I started a great 4 day weekend Thursday nite at my first book signing in NYC at the B&N Greenwich Village. Fabulous event! I was very excited to share my story, read from my book, and meet some great new people! And even saw an old friend I hadn't seen in 20 years. Hopefully I inspired those that graciously came out to listen to me speak.
The weather here in NY was great the whole weekend. My husband and I took the pug and went to a nearby walktrail, so peaceful and fun. And on Saturday nite from 8-12pm AOL ran a recent interview I did for AOL Health! I discussed my book, what it was like being a 25 year old widow and then diagnosed with cancer at 31. And of course how I found love again! If you missed it you can check out the interview here.

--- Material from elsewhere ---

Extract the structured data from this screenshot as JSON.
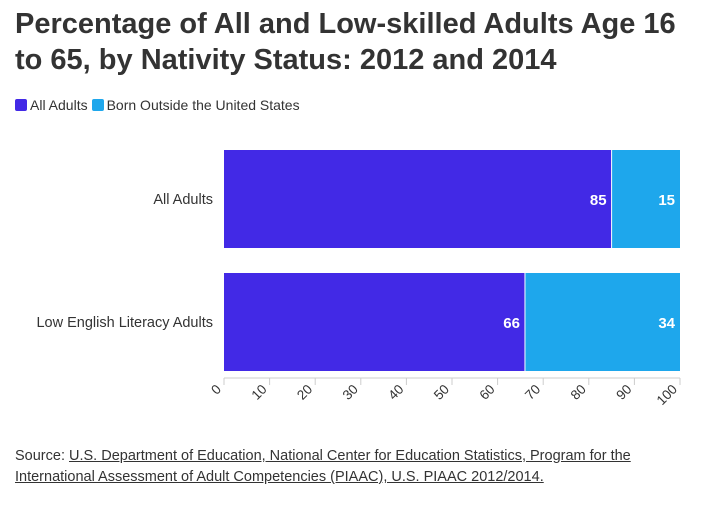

On Sunday we celebrated our 6th anniversary and my 8th year as a cancer survivor! We just spent a quiet day together at home and enjoyed the great weather, got outside for awhile and then I cooked dinner at home. But strangely all day I felt as though I should be doing something more. A bigger celebration, going somewhere, being more fancy. Even though I was perfectly content with a quiet day. Just being with him was nice. Cause isn't it just about the moments? I don't know why I felt an empty spot or a nagging to do something more.
How do you celebrate special days? If you celebrate quietly do you ever feel as if it is not enough?